Constant communication with a supplier is always a best practice. If a business has a good working relationship with a vendor, the manufacturer can create contracts around fluctuating supply markets. Open communication should give suppliers a chance to warn a buyer when prices will rise and explain the reasoning behind the change. My Purchasing Center, a business advice blog, said customers should ask for the exact details of every price increase. If a vendor raises cost of materials due to shortage, the cost increase should only cover the market change. Businesses must look out for partners trying to use fluctuations as opportunities to ask for more than their fair share.
Businesses should base every negotiation with a supplier on a wealth of information. Organizations must have a complete picture of production procedures to compare manufacturing material needs to predicted customer demand. Production plants, inventory warehouses and sales departments should all report to a unified software system. Employees who use automated data collection solutions provide managers with the up-to-date details they need to communicate with outside parties.
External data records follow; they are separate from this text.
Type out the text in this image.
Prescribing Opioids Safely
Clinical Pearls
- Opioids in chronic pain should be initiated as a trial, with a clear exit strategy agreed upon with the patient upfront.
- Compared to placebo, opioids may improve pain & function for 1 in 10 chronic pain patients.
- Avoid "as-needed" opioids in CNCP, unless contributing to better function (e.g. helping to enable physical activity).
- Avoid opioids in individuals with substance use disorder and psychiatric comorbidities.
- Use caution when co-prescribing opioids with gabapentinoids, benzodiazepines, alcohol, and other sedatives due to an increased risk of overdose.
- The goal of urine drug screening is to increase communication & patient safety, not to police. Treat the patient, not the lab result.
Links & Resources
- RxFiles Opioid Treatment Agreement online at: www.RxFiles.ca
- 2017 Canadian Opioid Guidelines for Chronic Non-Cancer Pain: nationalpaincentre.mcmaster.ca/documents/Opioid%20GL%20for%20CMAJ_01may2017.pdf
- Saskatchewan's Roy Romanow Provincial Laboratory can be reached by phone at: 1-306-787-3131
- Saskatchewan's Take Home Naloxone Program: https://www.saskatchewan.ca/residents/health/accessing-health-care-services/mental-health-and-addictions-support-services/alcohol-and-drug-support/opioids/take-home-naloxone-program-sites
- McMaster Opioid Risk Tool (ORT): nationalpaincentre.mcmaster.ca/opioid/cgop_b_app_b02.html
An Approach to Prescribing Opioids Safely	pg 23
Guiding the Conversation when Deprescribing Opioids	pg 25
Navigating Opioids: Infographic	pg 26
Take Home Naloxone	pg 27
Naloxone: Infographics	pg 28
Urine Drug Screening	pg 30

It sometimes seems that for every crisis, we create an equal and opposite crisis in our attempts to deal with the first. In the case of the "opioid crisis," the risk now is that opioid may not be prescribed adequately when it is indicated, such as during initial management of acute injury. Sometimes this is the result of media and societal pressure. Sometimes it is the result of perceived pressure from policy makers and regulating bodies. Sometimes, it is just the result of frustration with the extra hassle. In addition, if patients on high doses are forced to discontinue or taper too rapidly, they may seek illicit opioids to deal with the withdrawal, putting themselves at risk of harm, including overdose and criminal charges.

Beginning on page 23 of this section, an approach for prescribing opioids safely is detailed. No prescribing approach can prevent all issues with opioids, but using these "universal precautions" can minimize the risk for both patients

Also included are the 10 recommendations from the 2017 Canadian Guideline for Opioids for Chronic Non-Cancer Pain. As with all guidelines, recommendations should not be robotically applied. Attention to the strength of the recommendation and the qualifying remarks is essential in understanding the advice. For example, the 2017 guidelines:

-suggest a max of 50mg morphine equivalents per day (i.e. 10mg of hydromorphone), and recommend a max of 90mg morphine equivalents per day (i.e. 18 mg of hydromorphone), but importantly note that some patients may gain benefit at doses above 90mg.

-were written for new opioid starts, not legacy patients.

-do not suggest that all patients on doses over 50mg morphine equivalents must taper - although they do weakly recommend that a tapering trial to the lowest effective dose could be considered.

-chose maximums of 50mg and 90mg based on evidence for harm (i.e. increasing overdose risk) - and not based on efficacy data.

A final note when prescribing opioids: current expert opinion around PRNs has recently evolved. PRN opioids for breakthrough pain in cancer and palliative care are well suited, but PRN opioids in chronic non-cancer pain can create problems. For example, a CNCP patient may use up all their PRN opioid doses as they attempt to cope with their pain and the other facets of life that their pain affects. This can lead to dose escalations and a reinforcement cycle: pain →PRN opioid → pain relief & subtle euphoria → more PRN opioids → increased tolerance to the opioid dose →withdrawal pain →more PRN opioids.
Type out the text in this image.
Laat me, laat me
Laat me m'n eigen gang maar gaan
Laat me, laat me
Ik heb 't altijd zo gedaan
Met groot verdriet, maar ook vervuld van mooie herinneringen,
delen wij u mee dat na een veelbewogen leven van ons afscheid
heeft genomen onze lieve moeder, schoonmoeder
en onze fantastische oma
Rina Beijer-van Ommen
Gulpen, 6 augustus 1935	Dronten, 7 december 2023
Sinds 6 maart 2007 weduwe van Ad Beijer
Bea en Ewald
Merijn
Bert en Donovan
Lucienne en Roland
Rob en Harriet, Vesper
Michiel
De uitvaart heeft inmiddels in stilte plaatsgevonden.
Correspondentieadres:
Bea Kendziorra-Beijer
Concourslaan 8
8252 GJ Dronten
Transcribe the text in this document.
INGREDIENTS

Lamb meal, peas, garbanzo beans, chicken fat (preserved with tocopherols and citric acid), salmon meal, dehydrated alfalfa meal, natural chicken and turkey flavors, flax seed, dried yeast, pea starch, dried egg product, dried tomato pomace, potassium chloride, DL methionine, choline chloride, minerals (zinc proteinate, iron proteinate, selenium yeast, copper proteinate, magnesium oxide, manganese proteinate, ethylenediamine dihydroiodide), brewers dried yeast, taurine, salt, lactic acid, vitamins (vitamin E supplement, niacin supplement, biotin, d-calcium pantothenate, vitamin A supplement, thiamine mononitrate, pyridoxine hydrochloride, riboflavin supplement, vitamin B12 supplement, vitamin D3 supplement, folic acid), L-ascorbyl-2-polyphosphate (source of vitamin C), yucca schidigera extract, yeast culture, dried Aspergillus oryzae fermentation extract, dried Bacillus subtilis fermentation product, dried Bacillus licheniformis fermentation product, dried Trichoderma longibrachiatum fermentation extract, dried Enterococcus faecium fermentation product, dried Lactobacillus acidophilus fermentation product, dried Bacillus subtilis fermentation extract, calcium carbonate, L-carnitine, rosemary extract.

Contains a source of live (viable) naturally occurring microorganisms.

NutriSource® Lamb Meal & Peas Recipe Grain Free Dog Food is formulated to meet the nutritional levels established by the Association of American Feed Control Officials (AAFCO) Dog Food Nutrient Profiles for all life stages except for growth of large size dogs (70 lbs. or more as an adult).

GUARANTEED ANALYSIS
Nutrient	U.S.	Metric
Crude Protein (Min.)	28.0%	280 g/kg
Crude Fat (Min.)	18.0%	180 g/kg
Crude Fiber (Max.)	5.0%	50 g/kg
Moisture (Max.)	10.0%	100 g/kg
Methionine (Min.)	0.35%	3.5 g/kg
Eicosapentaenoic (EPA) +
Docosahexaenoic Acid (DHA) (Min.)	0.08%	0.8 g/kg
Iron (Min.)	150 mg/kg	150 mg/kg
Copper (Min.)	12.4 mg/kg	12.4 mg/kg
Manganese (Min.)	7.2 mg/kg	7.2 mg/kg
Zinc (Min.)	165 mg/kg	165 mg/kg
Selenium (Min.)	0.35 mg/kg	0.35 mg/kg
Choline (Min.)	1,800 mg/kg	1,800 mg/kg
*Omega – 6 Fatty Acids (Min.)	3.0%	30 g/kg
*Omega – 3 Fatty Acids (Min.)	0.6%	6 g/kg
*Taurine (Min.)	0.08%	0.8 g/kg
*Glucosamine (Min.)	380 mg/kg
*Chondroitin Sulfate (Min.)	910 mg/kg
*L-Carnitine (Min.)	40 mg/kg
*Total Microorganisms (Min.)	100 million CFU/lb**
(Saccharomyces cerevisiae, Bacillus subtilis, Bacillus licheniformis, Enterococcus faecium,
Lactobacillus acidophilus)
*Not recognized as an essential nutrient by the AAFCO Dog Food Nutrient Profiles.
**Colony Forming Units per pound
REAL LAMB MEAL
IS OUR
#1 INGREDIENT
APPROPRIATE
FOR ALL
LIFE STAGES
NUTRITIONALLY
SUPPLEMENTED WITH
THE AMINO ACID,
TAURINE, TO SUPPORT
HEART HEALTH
A company should also investigate how other suppliers respond to material price changes. Supply Chain Digest suggested checking with non-competing manufacturers in similar industries to compare costs. A company should always investigate other suppliers to ensure it receives the best deal available. When prices for raw materials increase, it might be time to find a new supplier that can offer a better plan for the new economy.
Efficient Use of Supplies
Responding to shifting markets is a basic requirement for most manufacturers. Many industries also have to prepare for changes due to government regulations and consumer demand. Production lines and inventory warehouse need automated data collection solutions to plan efficient operations that don't waste valuable materials.
The RFgen white paper "The Power of Adopting an Enterprise Mobile Strategy" said optimal automated data collection strategies incorporate devices manufacturing workers and warehouse employees can use as they perform tasks. Mobile data collection devices allow users to report inventory levels, supply needs and production activities in real time. Complete visibility prevents waste and allows managers to spot redundancies in operations.
If a manufacturer has a system to monitor and promote efficient procedures, it can use every piece of purchased material to full effect. When supply prices rise, managers should build projections on accurate automated data capture procedures to plan new ordering contracts or trim expenses from less crucial practices.
A complete data history indicates when supply price changes are seasonal. Trends become easier to spot when automated data collection procedures constantly update company records. Supply Chain Digest suggested manufacturers may want to build up inventories when they know prices are about to rise. As outside factors change, a flexible data solution helps businesses respond based on prior best practices and projected future needs.